Não quero ser fastidioso com os nossos leitores e por isso tentarei ser o mais sintético possível para me fazer entender. Mas desculpem-me, porque nem sempre é possível resumir em poucas palavras o que pensamos e porque pensamos assim e não de outra maneira.
Achei pertinente o comentário do leitor b) - assim se denominou - e como não pude responder-lhe ontem, vou fazê-lo neste momento.
No primeiro parágrafo do seu comentário, o senhor (ou senhora) b), fez uma co-relação muito curiosa e realista entre a SIC e a prostituição. Concordando embora com o diagnóstico, não no todo, mas em grande parte, faltou-lhe acrescentar um elemento: uma ideia terapêutica. Mal comparando, soou como alguém que sabe que está doente e recusa tratar-se porque pensa que sabe o que tem. Algo parecido com isto: "estou doente, fumei e bebi demais, alimentei-me mal, logo, se tenho uma úlcera duodenal, a culpa é só minha, porque não fui capaz de resistir às tentações do "mercado". E não vai ao médico!
Vistas assim as coisas, podem revelar uma invulgar consciência do "eu", um tanto masoquista até, mas demasiadas vezes ausente também.

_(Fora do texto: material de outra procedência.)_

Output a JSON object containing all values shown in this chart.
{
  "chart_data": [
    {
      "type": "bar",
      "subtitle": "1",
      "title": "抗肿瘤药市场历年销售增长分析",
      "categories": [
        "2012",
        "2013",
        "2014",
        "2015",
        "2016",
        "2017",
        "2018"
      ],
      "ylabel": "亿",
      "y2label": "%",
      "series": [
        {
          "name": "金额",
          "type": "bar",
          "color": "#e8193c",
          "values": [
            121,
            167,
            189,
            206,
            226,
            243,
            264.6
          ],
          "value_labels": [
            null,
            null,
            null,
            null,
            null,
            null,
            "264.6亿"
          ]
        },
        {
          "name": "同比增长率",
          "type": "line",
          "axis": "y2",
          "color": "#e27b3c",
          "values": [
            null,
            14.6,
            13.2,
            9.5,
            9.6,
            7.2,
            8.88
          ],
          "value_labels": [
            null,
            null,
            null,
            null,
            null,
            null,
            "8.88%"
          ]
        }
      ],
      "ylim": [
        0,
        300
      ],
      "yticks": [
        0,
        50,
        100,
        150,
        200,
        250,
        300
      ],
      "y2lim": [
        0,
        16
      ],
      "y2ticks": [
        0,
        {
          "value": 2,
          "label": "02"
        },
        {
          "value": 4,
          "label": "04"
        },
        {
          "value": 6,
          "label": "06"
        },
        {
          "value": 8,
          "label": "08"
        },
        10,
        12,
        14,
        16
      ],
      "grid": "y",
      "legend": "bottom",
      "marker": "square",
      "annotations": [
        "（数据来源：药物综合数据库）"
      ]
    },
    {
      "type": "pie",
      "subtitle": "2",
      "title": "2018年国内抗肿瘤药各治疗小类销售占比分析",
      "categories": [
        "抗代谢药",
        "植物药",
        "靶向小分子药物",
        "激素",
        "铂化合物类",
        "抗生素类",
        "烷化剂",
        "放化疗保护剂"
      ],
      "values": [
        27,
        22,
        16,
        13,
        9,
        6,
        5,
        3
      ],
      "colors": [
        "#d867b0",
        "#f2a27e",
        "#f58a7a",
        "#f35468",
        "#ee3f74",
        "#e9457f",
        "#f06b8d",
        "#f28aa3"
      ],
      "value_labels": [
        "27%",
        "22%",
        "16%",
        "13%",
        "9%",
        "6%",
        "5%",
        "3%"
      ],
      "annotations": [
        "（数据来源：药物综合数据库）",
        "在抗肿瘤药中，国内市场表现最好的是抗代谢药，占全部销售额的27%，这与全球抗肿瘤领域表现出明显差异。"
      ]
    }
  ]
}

O princípio, não deixa de ser algo introspectivo e responsável, mas pouca valia tem se não tentarmos sobrepor-lhe uma reacção, uma resposta. Tentar, pelo menos... A sociedade é também, o que nós permitimos que ela seja. Por isso, não posso aceitar completamente o diagnóstico aqui traçado pelo nosso amigo b), e porque não há um só culpado. Há vários. No caso caricaturado por b), há um só responsável: o cliente. Eu tenho ideia que há dois: o cliente e a prostituta. Não podemos ilibar a "prostituta" e condenar "o cliente" como se fossem partes de um Mundo diferente, são realidades do mesmo. Ambos são responsáveis.
Descendo agora à terra, ao concreto do tema, não me parece sensato condescendermos com os meios para justificar os fins. Dizermos que a SIC dá "merda" ao povo porque o povo gosta, e a prefere a outras "iguarias", pode até ser um facto, mas é também admitirmos passivamente e com excesso de fatalismo que o estado de embriaguês do povo é algo de irreversível. Experimente-se dar arroz e só arroz a uma criança durante anos a fio sem lhe dar a provar mais nada e vejamos se depois ela gosta de outra coisa. Pergunte a qualquer governante se não sabe que é assim? Eles, melhor do que ninguém o sabem. E Pinto Balsemão, acha que não sabe?
Mas, vamos lá a ver. Não se diz (e eu aceito), que todos somos responsáveis pelo nosso destino? Que o contributo de cada um é importante para consolidar a mudança conjuntural? E o contributo de um ex-primeiro Ministro, não devia ser ainda maior, mais coerente, mais sério, mais exemplar? Estamos disponíveis para branquear estas vulgaridades a pretexto da manutenção da ignorância e das taras (fraquezas) do povo? Não temos todos um dever de encaminhar, sem moralizar? Então, ao menos, tenhamos a seriedade de acabar com todos os valores se já não precisamos de restaurar e renovar os poucos que restam. E que viva a anarquia!
Mas, não me parece que seja isso que o Dr. Pinto Balsemão (e outros como ele) defende quando precisa de vestir a terceira máscara da sua esquisita personalidade, como seja, falar como ex-primeiro Ministro, ou até, como simples chefe de família... Apesar da multifacetada personalidade, reconheçamos que, ainda assim, ele consegue (para muitos papalvos) fazer passar o seu lado de homem "respeitável". E se é verdade (é aqui que concordo consigo) que ainda há papalvos com fartura neste espaço mimíco de país, nós não podemos nem devemos (nem na aparência) integrar esse pelotão, sob pena de um dia nos acusarem também de apreciarmos "merda".
Termino fazendo esta afirmação pública, à laia de resumo: eu não respeito alguns produtos da SIC, mas não respeito de todo, o ex-Ministro Pinto Balsemão.

1 comentário:

  1. Prezado Rui Valente

    Desde já lhe agradeço a amabilidade da publicação do meu post e da educada resposta que me forneceu. O seu blog faz parte das minhas visitas diárias e é com prazer que dou a minha pequena contribuição para um blog que leio com prazer.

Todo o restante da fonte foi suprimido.